How sufficiency can replace the profit motive
The company Neue Holzforum from Bern, Switzerland, is manufacturing buildings with timber frames. Since its start in 1998, the owner has not aimed for a quantitative growth of his business. The number of houses produced each year is limited. He is focused on creating the optimal house by improving the quality while increasing the working conditions of his employees. As a result, customer satisfaction is high, reputation is high, the flow of orders is stable, financial and organizational risks are avoided. Self-limitation works. Self-limitation gives a sense of progress, prosperity, and wellbeing.
Making a profit is the ultimate test for any capitalist business, small or big. In a capitalist business model, all other motives, such as doing a business that you like, feeling a sense of accomplishment and pride, feeling progress and personal growth from your business, or serving your community all build on the profit-making foundation. They are secondary.
Since the profit motive is as old as capitalism, it has become deeply intertwined with how we understand the process of serving our material needs. We have to come to expect that human needs will be met through economic activity. Ultimately, the economy is supposed to be the process through which resources are allocated to satisfy human needs. But, is our current economic system doing this? Can we have a new kind of economy where the sufficiency and wellbeing motives have replaced the profit motive?
Profit means receiving more value from a business than the value you spend. Profit is almost always measured in money. It can include effort and all kinds for risks (political, social, or fiscal), but, even these extended meanings can usually be measured in money, for example how much money a corporation would lose in profit if the authorities decided to nationalize their assets (social), or increase corporate taxes (political).
What is the profit motive good for? First, to privatize risk. Every business, and all economic activity faces risk: bankruptcy, running out of resources, running out of credit. In capitalism, private businesses assume all these risks, with the exception that sometimes, if they are big enough, can be bailed out by the government. This is known as the too big to fail theory. But most businesses own these risks. It is their private risk. The profit motive forces businesses to stay focused on reducing these risks in order to keep their business running. We can argue that the profit motive forced the state to allow businesses to take private risks, and then reap all the benefits, if they are successful.
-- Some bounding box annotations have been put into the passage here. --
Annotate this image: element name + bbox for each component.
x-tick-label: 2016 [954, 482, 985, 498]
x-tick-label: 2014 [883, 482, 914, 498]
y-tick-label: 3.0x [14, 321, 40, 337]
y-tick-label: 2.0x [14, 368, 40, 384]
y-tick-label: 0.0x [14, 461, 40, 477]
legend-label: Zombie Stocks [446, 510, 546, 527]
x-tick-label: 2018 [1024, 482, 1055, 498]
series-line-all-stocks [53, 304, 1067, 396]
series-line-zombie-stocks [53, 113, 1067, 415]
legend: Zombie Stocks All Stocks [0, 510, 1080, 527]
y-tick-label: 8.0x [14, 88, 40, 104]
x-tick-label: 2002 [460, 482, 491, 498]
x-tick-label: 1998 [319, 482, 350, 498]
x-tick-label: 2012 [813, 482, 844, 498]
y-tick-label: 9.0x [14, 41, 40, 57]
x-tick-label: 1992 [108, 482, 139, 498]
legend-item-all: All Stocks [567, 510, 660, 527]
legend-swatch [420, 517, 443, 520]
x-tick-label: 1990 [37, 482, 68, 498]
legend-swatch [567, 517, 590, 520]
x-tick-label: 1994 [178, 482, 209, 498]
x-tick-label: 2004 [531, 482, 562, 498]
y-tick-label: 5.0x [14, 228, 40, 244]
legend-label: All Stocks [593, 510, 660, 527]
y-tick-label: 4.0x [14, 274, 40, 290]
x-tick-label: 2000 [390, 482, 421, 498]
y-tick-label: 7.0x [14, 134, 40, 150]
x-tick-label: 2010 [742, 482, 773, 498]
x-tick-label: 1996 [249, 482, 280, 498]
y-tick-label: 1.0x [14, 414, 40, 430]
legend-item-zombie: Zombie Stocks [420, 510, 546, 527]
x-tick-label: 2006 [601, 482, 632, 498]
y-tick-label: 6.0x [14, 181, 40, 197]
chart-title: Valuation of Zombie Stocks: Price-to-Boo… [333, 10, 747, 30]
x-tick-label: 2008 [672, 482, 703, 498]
Second, profit enforces self-determination. Under capitalism, private business is confused and identified with free enterprise: the ability of entrepreneurs to start a business, and decide how to produce, and what to produce. The raw ideology of freedom used here basically says that individuals know best what kind of business the society needs from them. Making a profit enforces this ideology of self-determination, as if profit is the natural reward and consequence of this freedom.
Third, profit quantifies material progress. Countries use GDP as a marker of progress, and GDP is a measure of nothing but profit. When a nation has a growing GDP, that is understood as a sign of material progress. There is almost no distinction between profit and progress. But profit does not tell us anything about the wellbeing of citizens. Not only is profit a measure of progress, but profit itself, even though it’s just a number of money, carries a moral connotation. High profits are good. High profits are desirable. So when businesses make profit, we assume that means they are contributing to human progress.
Fourth, profit stabilizes the trinity of capitalism, which is how the regimes of property, power, and capital, are linked through the doctrines of proportionality, hierarchies, and dispossession.Proportionality is about linking power to property, such as in how one share gives one vote in the ownership of corporations, dispossession is about removing property from its owner in order to transform it into profit-making capital, and hierarchies are the methods by which capital is managed in a top-down pyramid-like structure (think corporate organisation charts, for example). In this sense we can argue the profit motive evolved together with these doctrines in a feedback loop, sometimes being the cause of the doctrines, sometimes being the effect of the doctrines.
In this way, the quest for unlimited profit makes capitalism to keep growing indefinitely on a finite planet. Eventually, this bubble will burst.
To answer the question how sufficiency can replace the profit motive, we can look both at theory and some examples of real businesses. There is a whole book about this.
Sufficiency in business, like the model used by Neue Holzforum, is about producing just enough to cover human needs. Sufficiency is about eliminating unnecessary products and services, eliminating manipulation through marketing, and giving up the quest for profit for its own sake. Sufficiency is a mentality of enough, but that kind of enough that maintains the wellbeing of people. Sufficiency is both about freedom away from consumerism, and a voluntary acceptance of a moderate material lifestyle that does not suck resources away from humans in poorer regions. In essence, sufficiency is about serving the needs of humans, while profit is about serving the design of capitalism.
Here are some examples of businesses that use sufficiency strategies:
( Sufficiency in Business, Maike Gossen, Laura Niessen, eds., 2024, page 52-53)
The bottom-up approach may not always work, but it’s still better than the alternative. Orienting businesses around sufficiency is much closer to serving the needs of humans. However, if the political and social climates are not supporting sufficiency-based business, then it may be difficult to operate such a business. Risks are lowest when they are socialized, for example when companies develop strong relationships with their customers and the community where they operate. The profit-motive is damaging, but sufficiency-based business models work and they will serve us better.